ANOTHER! Article reference.

Albert.Garrido@nextel.com
Tue, 13 May 97 07:23:08 EST


The below is from ENT magazine, a magazine for Enterprise NT (Windows) stuff.
They pretty much copied some of the original press release verbatim, and it
might be worth upping the dosage of publicity we send them. Although they don't
credit us by name, they should.

http://192.131.131.50/ent/archive/1997/May07/050712.html-ssi

-----

C2Net Offers Encryption Web Proxy

Neal Miller

May 7, 1997

C2Net Software (Oakland, Calif.) and UK Web Ltd. (Leeds, England) announced the
release of version 1.0 of SafePassage Web Proxy to complement their Stronghold
line of secure server products. C2Net's proxy uses built-in features in popular
Web browsers to intercept secure connections and re-encrypt them with encryption
as strong as 168 bits.

Since SafePassage resides on the same machine as the browser, the two programs
safely communicate with each other using the browser's weaker encryption. When
SafePassage communicates with a secure server via the browser, SafePassage
authenticates you and the server before conducting your Web transactions using
virtually unbreakable ciphers.

Unregulated export versions of Microsoft Internet Explorer and Netscape
Navigator/Communicator, including those versions downloaded from the Internet,
currently employ freely exportable 40-bit encryption. A University of California
at Berkeley graduate student cracked a 40-bit cipher in less than 4 hours
earlier this year using several hundred networked computers. Two weeks later, a
European team based in Switzerland cracked a 48-bit encryption cipher in 13
days. RSA (Redwood City, Calif.) is sponsoring a contest in which more than
2,000 computer users in the U.S. and Canada are attempting to crack a 56-bit
cipher, hoping to prove that the 56-bit federal exportation limit on encryption
does not provide adequate data security.

If the limit of legally exportable encryption is raised from 56 bits to 128
bits, ciphers used in international encryption would be far more difficult to
crack. "If the hundreds of computers needed to crack a 40-bit key in a few hours
were compressed into a cube an inch on a side," says Douglas Barnes, vice
president of C2Net, "and you built a computer the size of the Earth out of these
cubes, it would still take this computer more than four times as long to crack a
128-bit key. It's easy to find a few hundred computers idle at any medium-sized
business or university; Earth-sized computers are still relatively uncommon."

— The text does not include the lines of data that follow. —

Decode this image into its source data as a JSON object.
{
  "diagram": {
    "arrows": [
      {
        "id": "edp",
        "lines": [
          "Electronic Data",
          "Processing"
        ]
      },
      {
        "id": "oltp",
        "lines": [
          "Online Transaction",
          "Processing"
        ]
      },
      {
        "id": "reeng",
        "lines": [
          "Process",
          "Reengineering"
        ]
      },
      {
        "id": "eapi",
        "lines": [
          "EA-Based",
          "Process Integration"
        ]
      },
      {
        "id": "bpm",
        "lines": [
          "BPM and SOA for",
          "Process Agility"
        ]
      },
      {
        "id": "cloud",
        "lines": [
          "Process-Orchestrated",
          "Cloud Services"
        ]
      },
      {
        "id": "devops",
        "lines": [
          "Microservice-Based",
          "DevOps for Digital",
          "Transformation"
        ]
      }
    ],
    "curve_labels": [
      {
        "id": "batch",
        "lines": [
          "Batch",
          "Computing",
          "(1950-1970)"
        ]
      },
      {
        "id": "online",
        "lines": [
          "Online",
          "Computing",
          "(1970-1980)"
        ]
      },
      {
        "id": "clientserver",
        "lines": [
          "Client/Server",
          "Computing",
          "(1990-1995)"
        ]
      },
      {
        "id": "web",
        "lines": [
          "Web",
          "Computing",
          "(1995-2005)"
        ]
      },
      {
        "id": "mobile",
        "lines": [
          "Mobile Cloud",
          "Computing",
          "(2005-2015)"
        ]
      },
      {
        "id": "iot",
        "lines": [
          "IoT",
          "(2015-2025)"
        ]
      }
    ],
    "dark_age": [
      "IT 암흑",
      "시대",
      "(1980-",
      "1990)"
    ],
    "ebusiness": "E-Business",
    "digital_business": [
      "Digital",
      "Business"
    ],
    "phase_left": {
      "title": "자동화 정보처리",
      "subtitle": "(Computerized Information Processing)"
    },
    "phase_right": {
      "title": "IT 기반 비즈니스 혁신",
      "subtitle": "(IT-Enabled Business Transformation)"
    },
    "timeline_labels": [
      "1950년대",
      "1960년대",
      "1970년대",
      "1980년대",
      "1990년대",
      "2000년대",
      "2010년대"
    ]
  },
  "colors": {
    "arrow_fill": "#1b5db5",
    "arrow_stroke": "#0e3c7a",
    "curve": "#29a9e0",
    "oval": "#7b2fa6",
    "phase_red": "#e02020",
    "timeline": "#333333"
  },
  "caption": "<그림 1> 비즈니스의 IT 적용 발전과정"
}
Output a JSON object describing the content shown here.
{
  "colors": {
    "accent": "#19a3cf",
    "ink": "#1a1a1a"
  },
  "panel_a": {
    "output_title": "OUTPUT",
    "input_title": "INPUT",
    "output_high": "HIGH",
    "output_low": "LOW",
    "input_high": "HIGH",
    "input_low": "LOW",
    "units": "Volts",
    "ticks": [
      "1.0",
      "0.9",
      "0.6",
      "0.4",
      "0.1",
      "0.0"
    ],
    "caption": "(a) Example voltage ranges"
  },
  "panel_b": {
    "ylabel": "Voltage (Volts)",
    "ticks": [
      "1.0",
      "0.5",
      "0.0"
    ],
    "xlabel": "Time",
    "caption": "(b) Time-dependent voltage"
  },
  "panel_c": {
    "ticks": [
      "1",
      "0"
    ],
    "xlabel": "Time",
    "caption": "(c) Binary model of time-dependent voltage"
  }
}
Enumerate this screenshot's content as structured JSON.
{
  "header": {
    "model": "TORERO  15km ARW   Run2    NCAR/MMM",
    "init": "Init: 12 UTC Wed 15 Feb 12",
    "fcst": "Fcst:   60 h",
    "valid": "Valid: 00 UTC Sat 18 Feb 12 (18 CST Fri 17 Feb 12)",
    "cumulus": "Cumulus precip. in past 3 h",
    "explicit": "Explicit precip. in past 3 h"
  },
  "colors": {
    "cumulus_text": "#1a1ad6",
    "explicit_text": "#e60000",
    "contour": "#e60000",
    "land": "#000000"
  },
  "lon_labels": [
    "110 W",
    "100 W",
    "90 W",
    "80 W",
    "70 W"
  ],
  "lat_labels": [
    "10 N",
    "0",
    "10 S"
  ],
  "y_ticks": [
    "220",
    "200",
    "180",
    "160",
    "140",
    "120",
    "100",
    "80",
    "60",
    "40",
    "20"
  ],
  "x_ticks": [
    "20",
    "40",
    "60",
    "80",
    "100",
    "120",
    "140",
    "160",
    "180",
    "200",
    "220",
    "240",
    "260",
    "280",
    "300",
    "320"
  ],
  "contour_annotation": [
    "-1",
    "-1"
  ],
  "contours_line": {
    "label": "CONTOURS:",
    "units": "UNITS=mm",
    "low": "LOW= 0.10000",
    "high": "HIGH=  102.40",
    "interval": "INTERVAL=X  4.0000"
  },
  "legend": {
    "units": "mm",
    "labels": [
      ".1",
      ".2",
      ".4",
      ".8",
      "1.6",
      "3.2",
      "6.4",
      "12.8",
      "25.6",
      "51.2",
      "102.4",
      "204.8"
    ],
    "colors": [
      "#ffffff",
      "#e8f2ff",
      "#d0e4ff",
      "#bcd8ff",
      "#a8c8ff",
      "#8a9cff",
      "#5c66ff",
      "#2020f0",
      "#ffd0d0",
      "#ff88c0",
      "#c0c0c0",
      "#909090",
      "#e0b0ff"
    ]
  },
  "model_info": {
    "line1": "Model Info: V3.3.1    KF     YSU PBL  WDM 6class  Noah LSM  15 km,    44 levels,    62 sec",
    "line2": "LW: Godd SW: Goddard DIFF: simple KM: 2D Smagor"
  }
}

Federal law places many restrictions on the sale and export of encryption
software in electronic or magnetic medium, which was until recently classified
as a munitions by the U.S. Department of Commerce. These laws tend to toe the
line with respect to the First Amendment, resulting in some unusual loopholes.

Companies such as C2Net take extensive measures to provide proxies that allow
secure international communications. Because both SafePassage and Stronghold
were programmed outside the U.S., multinational corporations can use these
products to ensure secure channels of communication for sensitive data.